EDITION: Août - Octobre '07

UN MONDE BLEU DE TRANQUILLITÉ




 

 





C’est l’été, les plages d’Ibiza bouillonnent de chaleur et de vie. Les gens batifolent dans la lumière étincelante, l’air vibre aux rythme des kiosques... mais seulement à quelques mêtres, il existe un monde bleu et froid, et un calme total. Il commence là où se brisent les vagues sur la plage. Un équipement pour respirer nous permet d’y entrer.













Celui qui pénètre dans les fonds face à la plage des Salines flotte sur de vastes prairies. L’herbe de Neptune, appelée aussi Posidonia, se balance à la douceur des vagues. Un véritable jardin sous-marin composé de milliers d’espèces: en observant de près on peut découvrir des vers colorés, des éponges, des palourdes, des hippocampes, de la mousse, des ascidies... Des petits crabes s’abritent là jusqu’à la tombée de la nuit, et sur les herbes vertes des bancs de poissons scintillent avec le soleil. Bienvenus au jardin d’Octopussy.

Les côtes rocheuses d’Ibiza, sèches et désertes au-dessus du niveau de l’eau, sont pleines de vie dans les profondeurs marines. Des falaises entières sont couvertes d’éponges, d’anémones, d’algues colorées et de lichen, formant des oeuvres d’art qui changent avec le temps. Dans les trous vivent les murènes, les anguilles, les mérous et les langoustines. La mer et les rochers créent un paysage de grottes, cheminées, canons et voûtes pour ceux qui plongent.

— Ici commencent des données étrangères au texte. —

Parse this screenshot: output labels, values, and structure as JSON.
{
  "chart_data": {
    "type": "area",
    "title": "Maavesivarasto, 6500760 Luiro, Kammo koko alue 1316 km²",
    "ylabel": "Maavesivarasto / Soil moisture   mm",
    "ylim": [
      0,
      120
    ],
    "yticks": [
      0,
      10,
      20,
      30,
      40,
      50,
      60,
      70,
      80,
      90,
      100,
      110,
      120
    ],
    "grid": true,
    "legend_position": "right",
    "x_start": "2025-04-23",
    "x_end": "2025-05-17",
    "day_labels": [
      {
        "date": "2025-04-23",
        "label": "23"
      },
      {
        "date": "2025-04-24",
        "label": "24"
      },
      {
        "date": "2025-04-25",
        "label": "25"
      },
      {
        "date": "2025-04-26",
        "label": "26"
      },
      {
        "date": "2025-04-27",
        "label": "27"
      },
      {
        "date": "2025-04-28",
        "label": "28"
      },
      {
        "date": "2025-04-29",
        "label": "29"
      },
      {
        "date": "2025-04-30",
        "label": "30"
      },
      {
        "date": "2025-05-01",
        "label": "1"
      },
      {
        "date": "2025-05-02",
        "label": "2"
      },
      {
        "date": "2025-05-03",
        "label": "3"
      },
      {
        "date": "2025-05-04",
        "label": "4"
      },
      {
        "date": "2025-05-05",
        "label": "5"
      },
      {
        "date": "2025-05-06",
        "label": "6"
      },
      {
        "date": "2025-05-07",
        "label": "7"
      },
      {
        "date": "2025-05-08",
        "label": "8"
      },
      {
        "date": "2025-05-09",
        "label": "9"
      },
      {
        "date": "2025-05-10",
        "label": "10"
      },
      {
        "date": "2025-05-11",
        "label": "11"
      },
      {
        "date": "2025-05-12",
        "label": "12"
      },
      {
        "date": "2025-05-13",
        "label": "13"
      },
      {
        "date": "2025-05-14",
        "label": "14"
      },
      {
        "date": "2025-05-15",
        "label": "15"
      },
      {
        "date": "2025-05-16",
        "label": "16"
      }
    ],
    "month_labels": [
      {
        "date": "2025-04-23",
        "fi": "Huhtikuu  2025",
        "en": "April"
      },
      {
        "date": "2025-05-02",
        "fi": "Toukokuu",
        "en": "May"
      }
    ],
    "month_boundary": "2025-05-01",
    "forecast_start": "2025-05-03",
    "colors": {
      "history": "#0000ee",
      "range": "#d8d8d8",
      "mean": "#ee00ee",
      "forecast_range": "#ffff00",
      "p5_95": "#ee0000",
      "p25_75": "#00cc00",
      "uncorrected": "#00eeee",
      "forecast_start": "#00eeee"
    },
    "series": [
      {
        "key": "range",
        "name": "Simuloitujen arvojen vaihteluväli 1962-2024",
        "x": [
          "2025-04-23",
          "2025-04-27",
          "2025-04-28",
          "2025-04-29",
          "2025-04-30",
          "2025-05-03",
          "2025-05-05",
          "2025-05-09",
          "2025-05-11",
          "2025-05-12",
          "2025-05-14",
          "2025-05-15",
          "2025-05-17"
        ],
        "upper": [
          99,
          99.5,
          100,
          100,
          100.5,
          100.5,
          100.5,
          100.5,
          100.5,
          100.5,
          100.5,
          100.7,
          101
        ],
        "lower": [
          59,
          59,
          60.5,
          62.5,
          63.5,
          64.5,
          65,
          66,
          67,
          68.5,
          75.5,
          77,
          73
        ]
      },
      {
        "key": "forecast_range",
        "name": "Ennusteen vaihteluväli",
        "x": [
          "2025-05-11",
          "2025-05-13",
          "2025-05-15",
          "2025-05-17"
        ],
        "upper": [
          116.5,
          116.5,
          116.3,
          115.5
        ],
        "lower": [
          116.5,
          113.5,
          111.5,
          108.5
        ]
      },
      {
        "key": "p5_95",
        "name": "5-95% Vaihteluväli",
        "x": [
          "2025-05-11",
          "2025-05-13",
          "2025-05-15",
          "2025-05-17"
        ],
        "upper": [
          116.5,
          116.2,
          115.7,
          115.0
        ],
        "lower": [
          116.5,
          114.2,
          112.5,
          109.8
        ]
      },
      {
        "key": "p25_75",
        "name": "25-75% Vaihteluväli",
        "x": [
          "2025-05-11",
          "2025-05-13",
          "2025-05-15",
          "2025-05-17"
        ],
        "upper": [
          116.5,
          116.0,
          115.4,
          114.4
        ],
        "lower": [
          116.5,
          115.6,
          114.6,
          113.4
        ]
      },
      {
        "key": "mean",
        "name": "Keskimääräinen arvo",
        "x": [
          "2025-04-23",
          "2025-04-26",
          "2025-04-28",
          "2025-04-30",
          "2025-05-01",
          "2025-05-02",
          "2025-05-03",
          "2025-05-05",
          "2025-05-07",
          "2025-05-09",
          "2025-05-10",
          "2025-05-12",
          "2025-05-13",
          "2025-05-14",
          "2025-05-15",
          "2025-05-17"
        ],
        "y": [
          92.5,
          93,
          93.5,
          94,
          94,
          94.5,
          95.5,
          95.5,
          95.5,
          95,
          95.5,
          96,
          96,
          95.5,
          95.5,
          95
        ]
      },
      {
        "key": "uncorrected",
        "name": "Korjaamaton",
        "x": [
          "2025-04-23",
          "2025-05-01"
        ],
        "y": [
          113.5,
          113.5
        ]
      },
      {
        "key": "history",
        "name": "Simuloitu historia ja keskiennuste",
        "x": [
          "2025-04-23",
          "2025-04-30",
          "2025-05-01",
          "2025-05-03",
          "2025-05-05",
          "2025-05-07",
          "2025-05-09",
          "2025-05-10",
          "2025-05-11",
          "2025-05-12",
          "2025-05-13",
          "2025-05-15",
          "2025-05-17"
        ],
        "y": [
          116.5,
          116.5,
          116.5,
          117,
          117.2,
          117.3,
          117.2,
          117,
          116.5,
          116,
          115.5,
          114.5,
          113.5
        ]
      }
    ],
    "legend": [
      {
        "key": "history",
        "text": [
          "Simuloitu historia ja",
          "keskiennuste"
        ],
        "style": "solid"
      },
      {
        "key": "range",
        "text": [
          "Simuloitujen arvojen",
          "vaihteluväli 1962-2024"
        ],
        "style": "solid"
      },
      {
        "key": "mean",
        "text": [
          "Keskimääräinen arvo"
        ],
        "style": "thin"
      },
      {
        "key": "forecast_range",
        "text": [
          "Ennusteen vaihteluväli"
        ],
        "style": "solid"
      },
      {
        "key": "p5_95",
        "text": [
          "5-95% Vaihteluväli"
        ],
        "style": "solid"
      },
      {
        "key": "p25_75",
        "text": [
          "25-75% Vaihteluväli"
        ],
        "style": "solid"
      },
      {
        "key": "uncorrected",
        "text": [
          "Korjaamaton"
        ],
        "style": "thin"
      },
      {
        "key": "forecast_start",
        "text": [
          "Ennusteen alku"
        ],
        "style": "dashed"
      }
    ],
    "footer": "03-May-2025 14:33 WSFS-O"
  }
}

Par exemple, près d’Es Vedrá, le “rocher magique” se cachent les plus beaux trésors sous-marins. D’énormes éventails de corail, collés au rocher, brillent à la lumière des torches des plongeurs. Ou, sur la côte de Formentera, qui cache de grandes ouvertures sous le niveau de la mer qui mènent à d’énormes grottes aux parois dorées, où l’on peut emerger. Presque rien ne réunit les conceptes de fugacité et de renouveau comme les restes d’un naufrage: ils deviennent un nouvel abri pour les plantes et les animaux de la mer. Normalement il s’agit d’épaves, mais Ibiza offre quelque chose de spécial. Il se trouve au milieu de la grande bleue, près de l’île S’Espardell. Rien ne l’indique, ni même à la superficie. Quand la mer est calme on peut voir de fines structures dans le fond, comme de longues ombres obscures. C’est le flanc de la “plataforma Mariana”, une plateforme de pisciculture abandonnée qui autrefois flottait à la superficie, et qui, maintenant repose au fond de la mer. Des restes de dimensions inhabituelles créent une atmosphère étrange. Cette énorme structure de béton s’érige diagonalement à une profondeur de 32 à 12 mêtres, avec des piliers et des ruines qui ressortent dans la pénombre. Sous la plateforme, un énorme banc de barracudas nage en tournant, et sur la structure même se posent différents animaux marins. C’est un endroit qui fascine à chaque fois.




Respirer sous l’eau
Celui qui veut visiter ce monde tranquille et bleu doit commencer par une plongée d’essai. Après une petite initiation, on peut descendre avec un professionnel à ses côtés. On voyage à travers une clareté turquoise, sur le fond marin lumineux, vers un jardin sous-marin. Cela à peu de mêtres de profondeur. Tout près il y a ceux qui fréquentent la plage avec la chaleur et les rythmes palpitants, mais ils restent loin pour ceux















qui flottent dans la quiétude.
Les premières respirations sous l’eau, lévitant comme un astronaute, sont inoubliables. Certains suivent des cours pour pouvoir plonger seuls et plus profond. C’est important de savoir comment se comporter dans cet autre monde. On apprend à vivre avec la pression sous l’eau, à flotter, les choses sous une autre forme de vie...
On apprend aussi à savoir quoi faire si de l’eau rentre dans le masque, quand le régulateur












tombe de la bouche, ou que l’oxygène se termine. Une fois que l’on s’est entrainé dans des eaux peu profondes, alors commence réellement l’aventure: on peut aller en bateau au large des falaises d’Es Vedrá ou traverser jusqu’à Formentera, pour célébrer la fin du cours. Après cela, les océans, lacs et fleuves de beaucoup de pays seront à votre portée. Celui qui s’assoit sur sa serviette de bains et regarde la mer, là où les vagues roulent sur le sable, peut penser: le monde ne s’arrête pas là, il va beaucoup, beaucoup plus loin.